Восемь часов утра. Знакомый хрустальный перезвон по радио. Анютка открывает глаза, зевает, потягивается и садится на кровати. Мать уже давно ушла на ферму. У стены в кроватке спит Васятка, рядом с ним, свернувшись клубком, мурлычет кошка Мурка. Окна до половины затянуты морозными узорами. Сквозь них в избу заглядывает синее утро.
Анютка спрыгивает с кровати, сует босые ноги в валенки и подходит к окну. Долго и старательно она дышит на стекло, пока не оттаивает дырочка, и смотрит на улицу. Стоять в одной рубашонке холодно, и Анютка зябко ежится и идет к печке. Мать истопила ее перед уходом, и девочка, прислонившись спиной, чувствует приятное тепло.
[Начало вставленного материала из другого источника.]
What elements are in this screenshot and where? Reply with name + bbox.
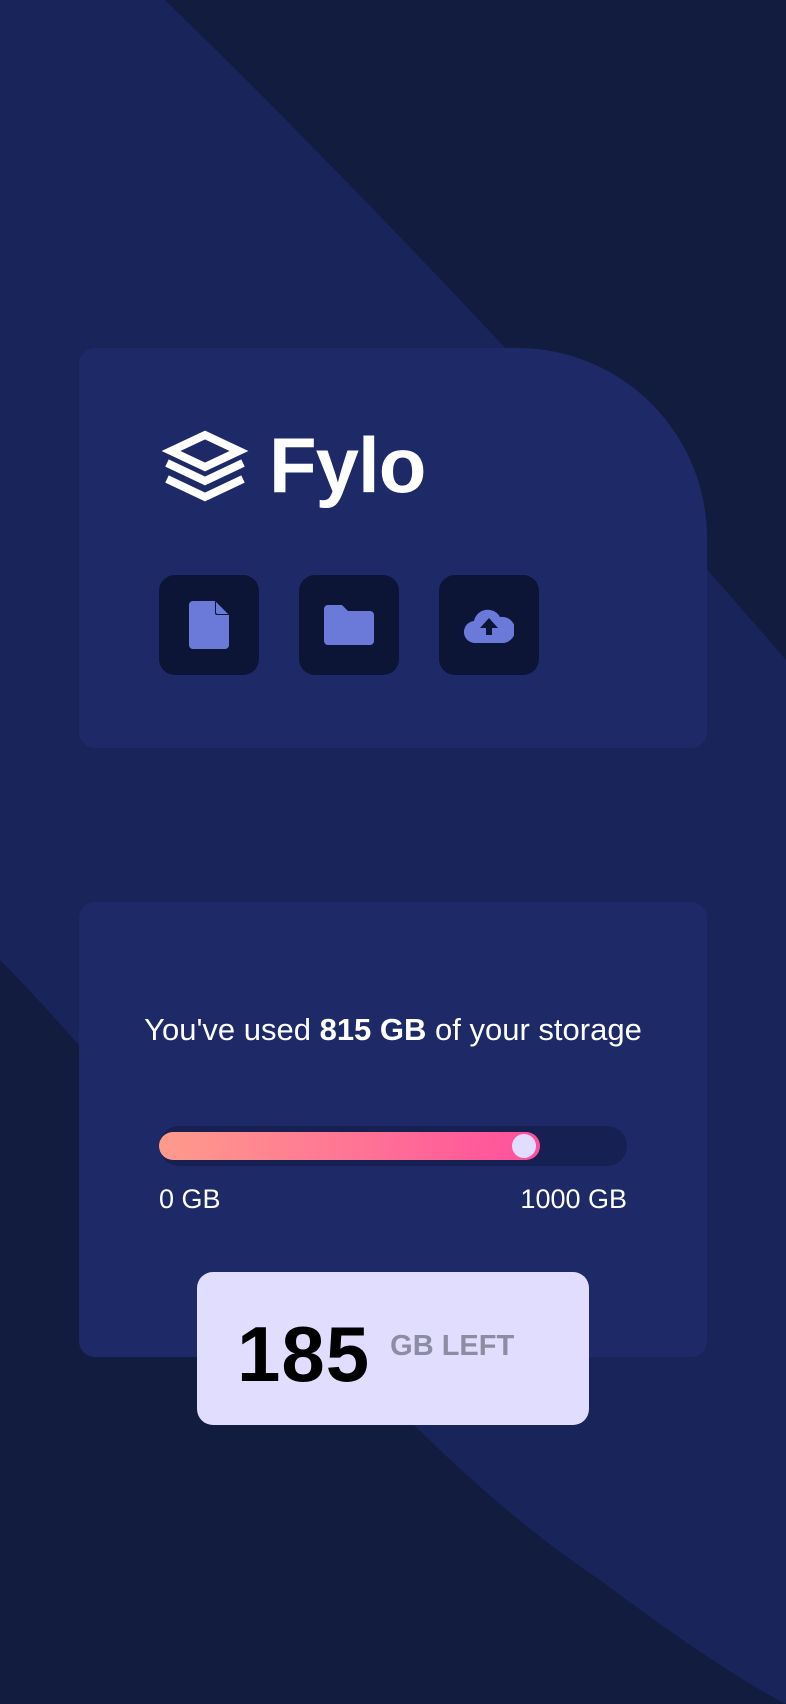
storage-progress-fill (159, 1132, 541, 1160)
remaining-unit: GB LEFT (390, 1330, 515, 1362)
storage-remaining-badge: 185 GB LEFT (197, 1272, 589, 1425)
brand-card: Fylo (79, 348, 707, 748)
folder-icon (324, 605, 374, 645)
stacked-layers-icon (161, 430, 249, 502)
storage-progress-bar (159, 1126, 627, 1166)
usage-prefix: You've used (144, 1012, 320, 1047)
scale-min-label: 0 GB (159, 1184, 221, 1214)
progress-knob (512, 1134, 537, 1158)
upload-button[interactable] (439, 575, 539, 675)
toolbar (159, 575, 579, 675)
cloud-upload-icon (464, 609, 514, 643)
folders-button[interactable] (299, 575, 399, 675)
remaining-number: 185 (237, 1310, 371, 1398)
files-button[interactable] (159, 575, 259, 675)
storage-scale: 0 GB 1000 GB (159, 1184, 627, 1215)
scale-max-label: 1000 GB (520, 1184, 627, 1214)
logo: Fylo (159, 421, 426, 509)
brand-name: Fylo (269, 421, 426, 509)
used-amount: 815 GB (319, 1012, 427, 1047)
document-icon (189, 601, 229, 649)
usage-summary: You've used 815 GB of your storage (139, 1010, 647, 1049)
usage-suffix: of your storage (426, 1012, 642, 1047)
background-shapes (0, 0, 786, 1704)
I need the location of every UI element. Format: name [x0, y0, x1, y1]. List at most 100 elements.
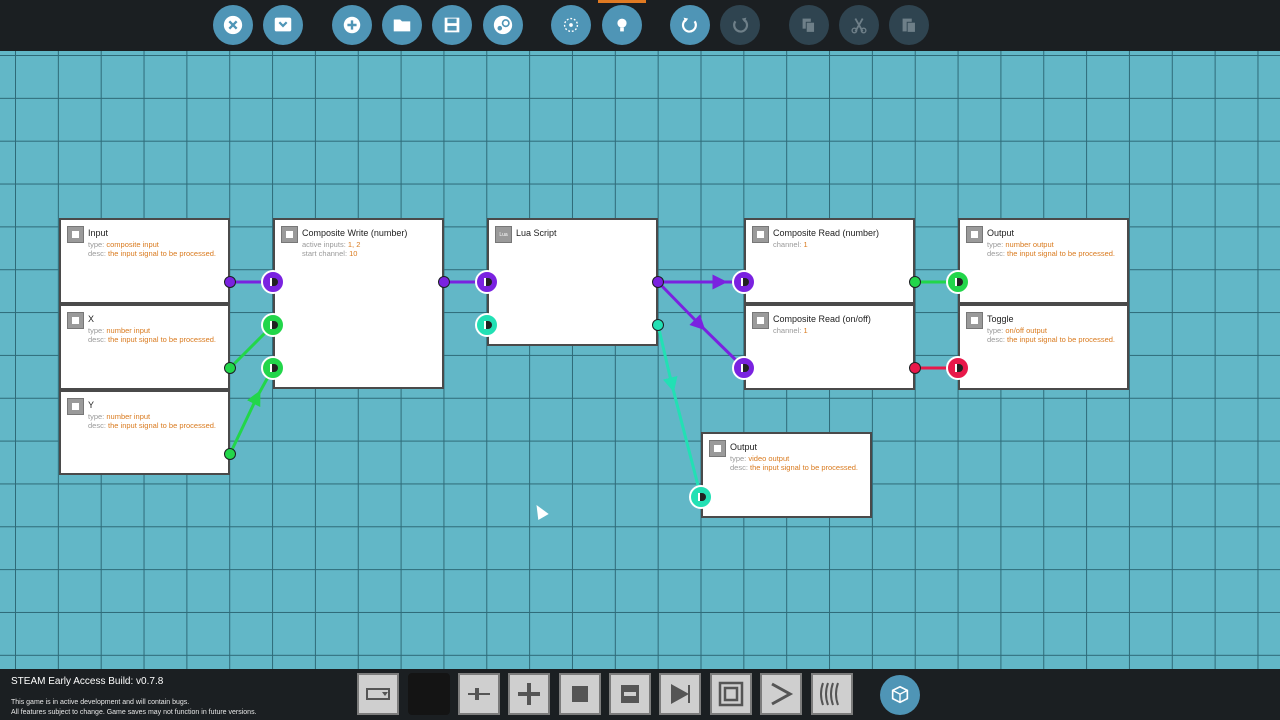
- node-desc: desc: the input signal to be processed.: [88, 421, 217, 430]
- port-x-out[interactable]: [224, 362, 236, 374]
- node-title: Composite Read (number): [773, 228, 880, 238]
- node-output-video[interactable]: Output type: video output desc: the inpu…: [701, 432, 872, 518]
- close-button[interactable]: [213, 5, 253, 45]
- select-icon: [563, 17, 579, 33]
- node-icon: [67, 398, 84, 415]
- tool-dropdown[interactable]: [357, 673, 399, 715]
- composite-icon: [752, 226, 769, 243]
- port-read-number-out[interactable]: [909, 276, 921, 288]
- node-input[interactable]: Input type: composite input desc: the in…: [59, 218, 230, 304]
- chevron-down-icon: [274, 17, 292, 32]
- copy-button[interactable]: [789, 5, 829, 45]
- node-prop-active-inputs: active inputs: 1, 2: [302, 240, 361, 249]
- paste-button[interactable]: [889, 5, 929, 45]
- port-write-in-composite[interactable]: [261, 270, 285, 294]
- forward-icon: [771, 682, 794, 706]
- tool-frame[interactable]: [710, 673, 752, 715]
- port-lua-in-video[interactable]: [475, 313, 499, 337]
- open-button[interactable]: [382, 5, 422, 45]
- save-button[interactable]: [432, 5, 472, 45]
- plus-icon: [343, 16, 361, 34]
- paste-icon: [902, 18, 916, 33]
- plus-icon: [518, 683, 540, 705]
- node-title: Composite Write (number): [302, 228, 408, 238]
- close-icon: [223, 15, 243, 35]
- redo-icon: [733, 17, 749, 33]
- node-toggle[interactable]: Toggle type: on/off output desc: the inp…: [958, 304, 1129, 390]
- steam-icon: [493, 15, 513, 35]
- node-type: type: number input: [88, 412, 151, 421]
- top-toolbar: [0, 0, 1280, 51]
- node-desc: desc: the input signal to be processed.: [987, 249, 1116, 258]
- port-write-in-1[interactable]: [261, 313, 285, 337]
- node-desc: desc: the input signal to be processed.: [88, 249, 217, 258]
- lua-icon: Lua: [495, 226, 512, 243]
- node-title: X: [88, 314, 95, 324]
- node-output-number[interactable]: Output type: number output desc: the inp…: [958, 218, 1129, 304]
- node-desc: desc: the input signal to be processed.: [987, 335, 1116, 344]
- port-y-out[interactable]: [224, 448, 236, 460]
- undo-button[interactable]: [670, 5, 710, 45]
- node-x[interactable]: X type: number input desc: the input sig…: [59, 304, 230, 390]
- build-version-label: STEAM Early Access Build: v0.7.8: [11, 676, 164, 687]
- waves-icon: [820, 682, 839, 706]
- tool-empty[interactable]: [408, 673, 450, 715]
- active-tab-indicator: [598, 0, 646, 3]
- node-y[interactable]: Y type: number input desc: the input sig…: [59, 390, 230, 475]
- package-icon: [891, 685, 909, 704]
- tool-package[interactable]: [880, 675, 920, 715]
- undo-icon: [681, 17, 697, 33]
- tool-slider[interactable]: [458, 673, 500, 715]
- port-toggle-in[interactable]: [946, 356, 970, 380]
- save-icon: [444, 17, 460, 33]
- node-title: Lua Script: [516, 228, 557, 238]
- tool-add[interactable]: [508, 673, 550, 715]
- node-composite-read-onoff[interactable]: Composite Read (on/off) channel: 1: [744, 304, 915, 390]
- port-input-out[interactable]: [224, 276, 236, 288]
- select-button[interactable]: [551, 5, 591, 45]
- port-output-video-in[interactable]: [689, 485, 713, 509]
- node-title: Output: [987, 228, 1015, 238]
- node-type: type: video output: [730, 454, 790, 463]
- new-button[interactable]: [332, 5, 372, 45]
- tool-subtract[interactable]: [609, 673, 651, 715]
- node-icon: [966, 312, 983, 329]
- play-icon: [671, 684, 690, 704]
- lightbulb-icon: [617, 18, 627, 32]
- cut-icon: [851, 18, 867, 34]
- node-prop-channel: channel: 1: [773, 326, 808, 335]
- node-prop-start-channel: start channel: 10: [302, 249, 358, 258]
- port-write-in-2[interactable]: [261, 356, 285, 380]
- tool-square[interactable]: [559, 673, 601, 715]
- hint-button[interactable]: [602, 5, 642, 45]
- tool-waves[interactable]: [811, 673, 853, 715]
- node-type: type: number output: [987, 240, 1054, 249]
- folder-icon: [393, 19, 411, 32]
- port-read-number-in[interactable]: [732, 270, 756, 294]
- node-lua-script[interactable]: Lua Lua Script: [487, 218, 658, 346]
- node-icon: [966, 226, 983, 243]
- build-disclaimer: This game is in active development and w…: [11, 699, 257, 716]
- redo-button[interactable]: [720, 5, 760, 45]
- node-type: type: on/off output: [987, 326, 1047, 335]
- port-lua-in-composite[interactable]: [475, 270, 499, 294]
- port-write-out[interactable]: [438, 276, 450, 288]
- node-type: type: number input: [88, 326, 151, 335]
- cut-button[interactable]: [839, 5, 879, 45]
- port-read-onoff-out[interactable]: [909, 362, 921, 374]
- port-read-onoff-in[interactable]: [732, 356, 756, 380]
- collapse-button[interactable]: [263, 5, 303, 45]
- port-output-number-in[interactable]: [946, 270, 970, 294]
- steam-button[interactable]: [483, 5, 523, 45]
- port-lua-out-composite[interactable]: [652, 276, 664, 288]
- tool-forward[interactable]: [760, 673, 802, 715]
- node-type: type: composite input: [88, 240, 159, 249]
- blank-icon: [414, 679, 444, 709]
- node-desc: desc: the input signal to be processed.: [88, 335, 217, 344]
- composite-icon: [281, 226, 298, 243]
- port-lua-out-video[interactable]: [652, 319, 664, 331]
- node-composite-read-number[interactable]: Composite Read (number) channel: 1: [744, 218, 915, 304]
- node-composite-write[interactable]: Composite Write (number) active inputs: …: [273, 218, 444, 389]
- minus-icon: [621, 685, 639, 703]
- tool-play[interactable]: [659, 673, 701, 715]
С тех пор, как закрыли ясли на ремонт, у шестилетней Анютки по утрам появилось множество важных дел. Не зря мать ласково зовет ее хозяйкой. Надо накормить кашей брата, позавтракать самой, убрать со стола посуду, подмести избу.
Живут Анютка с матерью и братом втроем. У Мишки, который живет по соседству, и у Таньки, что живет напротив, есть, кроме мамы, еще и папа. Был ли когда-нибудь папа у Анютки, она не знает. Как-то летом она спросила об этом маму, но та неизвестно почему рассердилась и прогнала Анютку на улицу.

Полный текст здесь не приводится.